The next day, 2 January, the Benedictine monastery of Thien An, near Hue, was targeted. According to eyewitnesses, some 200 agents, militia and members of the local Women’s Federation stormed the compound. The authorities had their eyes on the property for years, and have already seized one section, turning into a leisure centre. The monks tried to resist the raid but were physically attacked. The attackers seized the camera the monks used to document the incident.

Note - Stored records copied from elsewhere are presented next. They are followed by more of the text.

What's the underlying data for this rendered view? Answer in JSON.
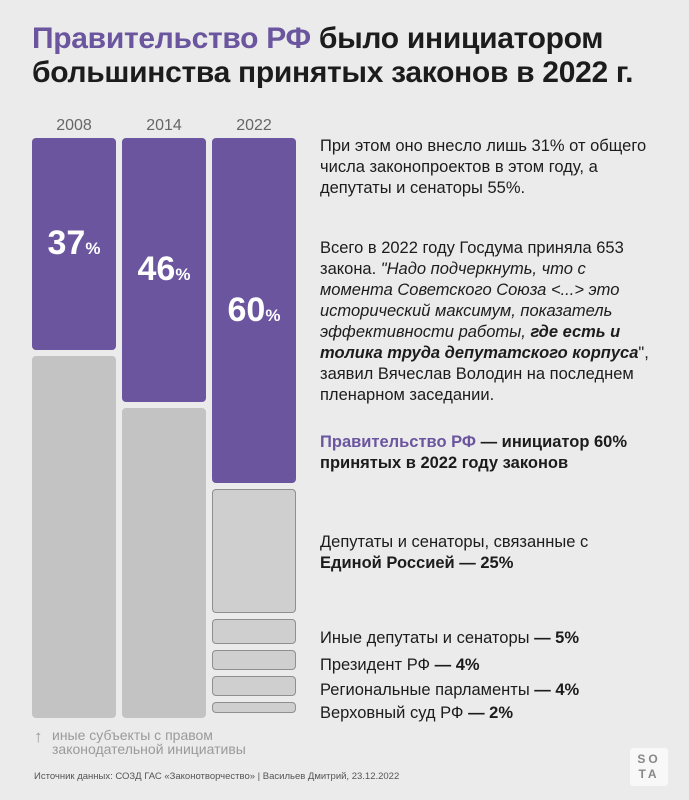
{
  "title": {
    "highlight": "Правительство РФ",
    "rest": " было инициатором большинства принятых законов в 2022 г."
  },
  "chart_data": {
    "type": "bar",
    "categories": [
      "2008",
      "2014",
      "2022"
    ],
    "series": [
      {
        "values": [
          37,
          46,
          60
        ]
      },
      {
        "values": [
          63,
          54,
          40
        ]
      }
    ],
    "labels": [
      "37",
      "46",
      "60"
    ],
    "unit": "%",
    "breakdown_2022": [
      {
        "label": "Депутаты и сенаторы, связанные с Единой Россией",
        "value": 25
      },
      {
        "label": "Иные депутаты и сенаторы",
        "value": 5
      },
      {
        "label": "Президент РФ",
        "value": 4
      },
      {
        "label": "Региональные парламенты",
        "value": 4
      },
      {
        "label": "Верховный суд РФ",
        "value": 2
      }
    ],
    "colors": {
      "government": "#6a559e",
      "other": "#c3c3c3"
    }
  },
  "text": {
    "p1": "При этом оно внесло лишь 31% от общего числа законопроектов в этом году, а депутаты и сенаторы 55%.",
    "p2_a": "Всего в 2022 году Госдума приняла 653 закона. ",
    "p2_q1": "\"Надо подчеркнуть, что с момента Советского Союза <...> это исторический максимум, показатель эффективности работы, ",
    "p2_qb": "где есть и толика труда депутатского корпуса",
    "p2_q2": "\"",
    "p2_b": ", заявил Вячеслав Володин на последнем пленарном заседании.",
    "gov_name": "Правительство РФ",
    "gov_rest": " — инициатор 60% принятых в 2022 году законов",
    "er_a": "Депутаты и сенаторы, связанные с",
    "er_b": "Единой Россией",
    "er_c": " — 25%",
    "other_dep": "Иные депутаты и сенаторы",
    "other_dep_v": " — 5%",
    "president": "Президент РФ",
    "president_v": " — 4%",
    "regional": "Региональные парламенты",
    "regional_v": " — 4%",
    "court": "Верховный суд РФ",
    "court_v": " — 2%"
  },
  "note": {
    "arrow": "↑",
    "line1": "иные субъекты с правом",
    "line2": "законодательной инициативы"
  },
  "source": "Источник данных: СОЗД ГАС «Законотворчество» | Васильев Дмитрий, 23.12.2022",
  "logo": {
    "top": "SO",
    "bottom": "TA"
  }
}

Catholics were also the target of a third attack, in Vinh, already the scene of past acts of violence and abuse by the authorities. This week, some 20 thugs attacked a priest, as he returned to his parish church after a medical examination. The attack, which left the priest seriously wounded, took place before the eyes of the local police who made a point not to intervene.
Fr Dang Huu Nam’s action in favour of human rights and freedoms, including freedom of worship, was behind the attack. The clergyman has in fact led the fight against expropriations of Church property. He has also tried to obtain the release of 14 Catholics unjustly arrested in 2011, for which he received many death threats.
In a country of 87 million people, Buddhists are 48 per cent of the population; Catholics just over 7 per cent, followed by Syncretists at 5.6 per cent. Atheists represent 20 per cent.
Although Christians are a minority, they are active in the fields of education, health and social welfare.
Recently, Vietnam’s Catholic bishops criticised a bill on faith and religion that fails to uphold the principle of freedom of religion and effectively limits its practice. In their view, the new legislation also violates the Universal Declaration of Human Rights as well as the Constitution of the Socialist Republic of Vietnam, both of which guarantee freedom of worship.